Venció por 7-6 (3), 1-6, 6-3 y 6-4, 11 años después de ceder ante el español el considerado como el mejor partido de siempre.


Once años después de perder en la final de 2008 el considerado por muchos como el mejor partido de la historia, Roger Federer se reivindicó ante Rafael Nadal, el mismo rival de entonces, y le derrotó tras tres horas y dos minutos, en un duelo que ni mucho menos desmereció la larga rivalidad compartida por ambos. El suizo buscará el domingo ante Novak Djokovic su noveno título de Wimbledon, el vigesimoprimer Grand Slam, tras una confrontación en la que dejó patente su colosal categoría. Federer logró su cuarta victoria ante Nadal en 14 partidos de los majors, y lo hizo en un momento importantísimo de su carrera, cuando el tiempo apremia y las oportunidades se agotan. [Narración y estadísticas (7-6 [3], 1-6, 6-4 y 6-4)]

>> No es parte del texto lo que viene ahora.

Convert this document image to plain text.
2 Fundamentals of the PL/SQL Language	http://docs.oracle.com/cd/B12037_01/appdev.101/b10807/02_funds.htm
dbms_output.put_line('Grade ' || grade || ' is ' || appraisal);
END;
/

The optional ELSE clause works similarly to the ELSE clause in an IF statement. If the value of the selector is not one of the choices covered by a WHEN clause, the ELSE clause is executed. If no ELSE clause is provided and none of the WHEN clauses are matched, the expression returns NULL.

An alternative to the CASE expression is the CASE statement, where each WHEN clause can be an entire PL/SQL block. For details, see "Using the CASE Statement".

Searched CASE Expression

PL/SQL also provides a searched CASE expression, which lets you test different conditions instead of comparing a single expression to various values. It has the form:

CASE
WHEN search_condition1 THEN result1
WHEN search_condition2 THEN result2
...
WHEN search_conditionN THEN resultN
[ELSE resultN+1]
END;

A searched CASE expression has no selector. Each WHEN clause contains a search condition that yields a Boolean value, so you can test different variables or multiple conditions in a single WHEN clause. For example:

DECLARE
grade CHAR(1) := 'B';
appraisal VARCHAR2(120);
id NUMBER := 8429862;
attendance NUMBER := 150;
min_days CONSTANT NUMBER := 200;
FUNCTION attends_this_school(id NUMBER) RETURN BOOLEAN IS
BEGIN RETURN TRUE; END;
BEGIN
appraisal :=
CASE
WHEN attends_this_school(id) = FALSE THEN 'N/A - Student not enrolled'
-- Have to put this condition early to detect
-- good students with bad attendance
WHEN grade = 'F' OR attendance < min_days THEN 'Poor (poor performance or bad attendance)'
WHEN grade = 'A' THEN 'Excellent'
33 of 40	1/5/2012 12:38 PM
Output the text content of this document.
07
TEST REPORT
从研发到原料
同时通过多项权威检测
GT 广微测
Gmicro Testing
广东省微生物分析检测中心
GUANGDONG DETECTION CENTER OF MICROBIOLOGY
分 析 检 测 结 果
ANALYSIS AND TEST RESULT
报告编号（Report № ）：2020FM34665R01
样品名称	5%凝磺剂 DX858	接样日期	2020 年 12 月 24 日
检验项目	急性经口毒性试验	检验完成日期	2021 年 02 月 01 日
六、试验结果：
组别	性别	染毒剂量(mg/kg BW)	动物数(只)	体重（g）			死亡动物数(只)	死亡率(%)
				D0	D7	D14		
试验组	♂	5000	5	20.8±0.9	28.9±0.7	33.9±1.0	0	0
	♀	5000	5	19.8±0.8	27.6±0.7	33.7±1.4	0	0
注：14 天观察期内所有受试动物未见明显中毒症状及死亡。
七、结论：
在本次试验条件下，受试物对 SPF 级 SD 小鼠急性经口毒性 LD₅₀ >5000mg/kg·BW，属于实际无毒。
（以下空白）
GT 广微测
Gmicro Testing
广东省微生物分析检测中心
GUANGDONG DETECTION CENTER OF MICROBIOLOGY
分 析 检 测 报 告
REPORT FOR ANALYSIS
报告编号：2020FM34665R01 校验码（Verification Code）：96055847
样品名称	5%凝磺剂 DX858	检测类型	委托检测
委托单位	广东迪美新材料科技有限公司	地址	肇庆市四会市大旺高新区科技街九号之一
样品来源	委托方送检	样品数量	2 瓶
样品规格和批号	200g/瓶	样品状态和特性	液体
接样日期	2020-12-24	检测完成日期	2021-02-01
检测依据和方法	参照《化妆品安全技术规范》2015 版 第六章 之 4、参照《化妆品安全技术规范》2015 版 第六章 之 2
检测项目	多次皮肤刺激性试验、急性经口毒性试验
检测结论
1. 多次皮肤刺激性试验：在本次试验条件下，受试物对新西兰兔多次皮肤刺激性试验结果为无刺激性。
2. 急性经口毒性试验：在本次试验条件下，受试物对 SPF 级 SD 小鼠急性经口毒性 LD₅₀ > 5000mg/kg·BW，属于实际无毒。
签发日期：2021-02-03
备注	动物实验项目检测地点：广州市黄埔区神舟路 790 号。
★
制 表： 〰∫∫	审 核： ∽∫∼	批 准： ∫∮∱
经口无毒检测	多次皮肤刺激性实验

Decidido, arrojado, con el tenis que le distingue desde hace más de tres lustros, el suizo terminó con su principal adversario de toda la vida, que deberá seguir esperando para levantar un título que se le niega desde 2010. Al igual que sucedió el pasado año, en aquella ocasión ante Djokovic, Nadal varó en semifinales. Tampoco puede decirse que no venda cara su piel.
Bajo la fisonomía que lleva mostrando todo el torneo, Nadal disputó un primer set frenético, obligado a aceptar las condiciones propuestas por Federer. Era un auténtico partido de Wimbledon, con intercambios breves y veloces, escaso el margen de intervención más allá del servicio o el resto. El suizo estaba en su salsa en la esencia de su tenis y aplicaba con acierto la norma de buscar más adentro su revés, que le permitió ganar los seis últimos duelos ante Nadal en superficies rápidas.